B HMIT Immunocytochemistry in transfected HEK293 cells. Cells were transfected
with pcDNA3.1/V5-His-TOPO-HMIT, fixed two days post-transfection and stained with
anti-HMIT:21 antibody in combination with an anti-V5 antibody. The secondary
antibodies used were Alexa Fluor anti-rabbit 488 and anti-mouse 594. Coverslips were
mounted with ProLong Gold with DAPI (blue) to label the cell nuclei. Fluorescence
images were acquired using an Olympus BX51 fluorescence microscope and a 60x oil
objective. Co-staining with anti-HMIT (green) and anti-V5 (red) antibodies showed that
the anti-HMIT:21 antibody specifically recognised overexpressed HMIT-V5 (yellow
merged cells).

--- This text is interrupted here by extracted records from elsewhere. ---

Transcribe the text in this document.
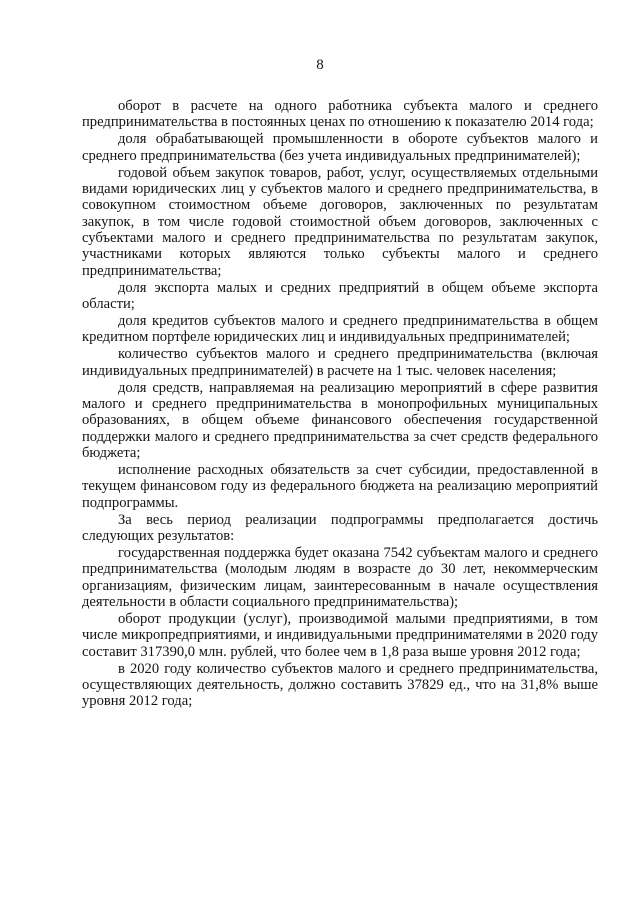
8

оборот в расчете на одного работника субъекта малого и среднего предпринимательства в постоянных ценах по отношению к показателю 2014 года;

доля обрабатывающей промышленности в обороте субъектов малого и среднего предпринимательства (без учета индивидуальных предпринимателей);

годовой объем закупок товаров, работ, услуг, осуществляемых отдельными видами юридических лиц у субъектов малого и среднего предпринимательства, в совокупном стоимостном объеме договоров, заключенных по результатам закупок, в том числе годовой стоимостной объем договоров, заключенных с субъектами малого и среднего предпринимательства по результатам закупок, участниками которых являются только субъекты малого и среднего предпринимательства;

доля экспорта малых и средних предприятий в общем объеме экспорта области;

доля кредитов субъектов малого и среднего предпринимательства в общем кредитном портфеле юридических лиц и индивидуальных предпринимателей;

количество субъектов малого и среднего предпринимательства (включая индивидуальных предпринимателей) в расчете на 1 тыс. человек населения;

доля средств, направляемая на реализацию мероприятий в сфере развития малого и среднего предпринимательства в монопрофильных муниципальных образованиях, в общем объеме финансового обеспечения государственной поддержки малого и среднего предпринимательства за счет средств федерального бюджета;

исполнение расходных обязательств за счет субсидии, предоставленной в текущем финансовом году из федерального бюджета на реализацию мероприятий подпрограммы.

За весь период реализации подпрограммы предполагается достичь следующих результатов:

государственная поддержка будет оказана 7542 субъектам малого и среднего предпринимательства (молодым людям в возрасте до 30 лет, некоммерческим организациям, физическим лицам, заинтересованным в начале осуществления деятельности в области социального предпринимательства);

оборот продукции (услуг), производимой малыми предприятиями, в том числе микропредприятиями, и индивидуальными предпринимателями в 2020 году составит 317390,0 млн. рублей, что более чем в 1,8 раза выше уровня 2012 года;

в 2020 году количество субъектов малого и среднего предпринимательства, осуществляющих деятельность, должно составить 37829 ед., что на 31,8% выше уровня 2012 года;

Weak HMIT staining was also observed in untransfected cells, representing
endogenous human HMIT protein, which was detected by the antibody as it was designed
to recognise both human and rat HMIT.
C HMIT immunoprecipitation and Western blotting in rat and mouse brain tissue.
Lysates were incubated with either anti-HMIT:21 antibody (+) or an unrelated polyclonal
antibody (-). The membrane was incubated with anti-HMIT:21 antibody followed by the
secondary infra-red anti-rabbit 680 and imaged using the infra-red Odyssey system. HMIT
protein was expressed in rat and mouse brain, as visualised by the band at ~80 kDa. The
use of an unrelated polyclonal antibody in the IP experiment as a negative control showed
that the anti-HMIT:21 antibody is specific.
Additional file 3
Analysis of rat saggital slices stained with anti-HMIT:21 antibody.
Slices (40 μm thick) were stained with anti-HMIT:21 antibody followed by infra-red
secondary antibody anti-rabbit 800. Slices were mounted on glass slides and imaged using
the Odyssey infra-red detection system. Image A shows that HMIT is present in most brain
regions, with a high level of expression in the hippocampus. Image B is an enlargement of
the hippocampus, showing high expression in the CA2, CA3 and dentate gyrus (DG)
regions.
Additional file 4
Generation of HMIT null-mutant mice.
A Schematic representation of the first 3 exons of the HMIT wild-type locus, HMIT
targeting construct, primary targeted allele (HMITPTA/+) and the HMIT null allele
(HMIT -/+). The 5’ external probe used for Southern blot analysis of BamH I (B I) digested
genomic DNA is represent by the square black box.
B Confirmation of targeting at the HMIT locus. I) Southern blot analysis of BamH I
digested genomic DNA hybridised with a 5’ external probe (A). In addition to the wild-type
fragment of approximately 21 kb, a smaller, approximately 7 kb fragment was observed for
the targeted allele in targeted ES cell derived genomic DNA. II) PCR amplification across
the 5’ isolated Lox P element. Amplification using primers a and b (A) on wild-type
C57Bl/6J DNA generated a 181 bp amplicon, while amplification of DNA from the
HMITPTA/+ ES cell resulted in the generation of both the 181 bp and a larger 294 bp mutant
amplicon, due to the insertion of the isolated Lox P element.
C Taqman RT-PCR of E15 neurones from WT (HMIT (+/+)) and KO (HMIT (-/-)) mice (n = 1
cell preparation, 2 wells/genotype).